A new clue has emerged in the search for the missing Malaysia Airlines Flight MH370, which suggests that the Beijing-bound plane turned south earlier than previously thought, Australian authorities said Thursday. The search for the jetliner, which disappeared on March 8 with 239 people on board, shortly after leaving Kuala Lumpur, has so far yielded no concrete clues as to its whereabouts.

The search area for the Boeing 777 in the southern Indian Ocean has been refined after an analysis of a failed satellite phone call from the airline company to the plane “suggests to us that the aircraft might have turned south a little earlier than we had previously expected,” Australia's Deputy Prime Minister Warren Truss reportedly said. The latest analysis follows an announcement by Australia and Malaysia that the two countries have agreed to share the cost of the next phase of the search for Flight MH370.

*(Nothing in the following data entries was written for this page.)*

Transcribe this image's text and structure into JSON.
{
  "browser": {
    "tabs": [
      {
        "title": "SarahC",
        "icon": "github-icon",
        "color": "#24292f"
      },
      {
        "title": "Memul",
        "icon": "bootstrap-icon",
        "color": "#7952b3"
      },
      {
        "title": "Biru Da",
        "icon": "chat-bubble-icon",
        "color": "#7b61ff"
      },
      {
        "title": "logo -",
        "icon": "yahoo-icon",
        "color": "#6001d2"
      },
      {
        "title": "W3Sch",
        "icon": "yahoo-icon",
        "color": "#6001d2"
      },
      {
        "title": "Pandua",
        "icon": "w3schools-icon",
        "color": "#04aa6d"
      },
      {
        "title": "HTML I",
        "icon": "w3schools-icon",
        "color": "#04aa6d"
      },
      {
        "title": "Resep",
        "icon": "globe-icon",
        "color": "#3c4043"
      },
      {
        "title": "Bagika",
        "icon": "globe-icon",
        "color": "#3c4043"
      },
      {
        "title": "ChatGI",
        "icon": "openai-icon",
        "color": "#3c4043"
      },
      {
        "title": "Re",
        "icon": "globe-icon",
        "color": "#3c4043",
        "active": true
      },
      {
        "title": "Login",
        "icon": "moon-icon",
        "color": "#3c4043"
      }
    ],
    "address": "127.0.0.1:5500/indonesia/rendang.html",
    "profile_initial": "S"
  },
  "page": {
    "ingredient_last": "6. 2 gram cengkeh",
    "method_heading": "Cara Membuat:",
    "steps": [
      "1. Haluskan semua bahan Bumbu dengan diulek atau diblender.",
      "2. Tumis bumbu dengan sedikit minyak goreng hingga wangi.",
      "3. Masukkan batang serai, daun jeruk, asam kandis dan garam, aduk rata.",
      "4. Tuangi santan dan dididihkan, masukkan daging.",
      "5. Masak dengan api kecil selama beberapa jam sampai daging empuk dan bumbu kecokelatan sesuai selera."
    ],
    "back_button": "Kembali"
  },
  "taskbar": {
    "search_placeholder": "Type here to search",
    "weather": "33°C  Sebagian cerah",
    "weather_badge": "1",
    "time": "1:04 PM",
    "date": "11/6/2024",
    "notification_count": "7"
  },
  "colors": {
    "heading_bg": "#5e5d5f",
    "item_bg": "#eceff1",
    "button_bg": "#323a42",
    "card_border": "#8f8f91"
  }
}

"The search area remains the same, but some of the information that we now have suggests to us that areas a little further to the south - within the search area, but a little further to the south - are of particular interest and priority in the search area," Truss reportedly said.

Malaysian Transport Minister Liow Tiong Lai, who reportedly said at the press conference in Canberra that the next stage of the search is estimated to cost up to $48.66 million, added that investigators believed that the mystery behind the disappearance of the plane cannot be solved until the wreckage and the aircraft's black boxes are recovered.

"So it is important here that we would like to thank Australia for leading this search and we have so far committed and spent about A$15 million (about $14 million) and we are also going to match the Australians in the tender cost for the search," he said, according to Reuters.

The latest search, which will focus on 23,000 square miles of sea floor about 1,000 miles west of Perth, is expected to begin next month, and Dutch contractor Fugro Survey, assisted by Chinese navy vessels, will conduct a detailed underwater mapping of the ocean floor.

"I want to assure the loved ones of the passengers and crew on-board MH370 that we are resolute in our efforts to search for this aircraft,” Liow reportedly said. "I have been touched by many of the stories I have heard and we will do our best to engage the next of kin and help them find closure."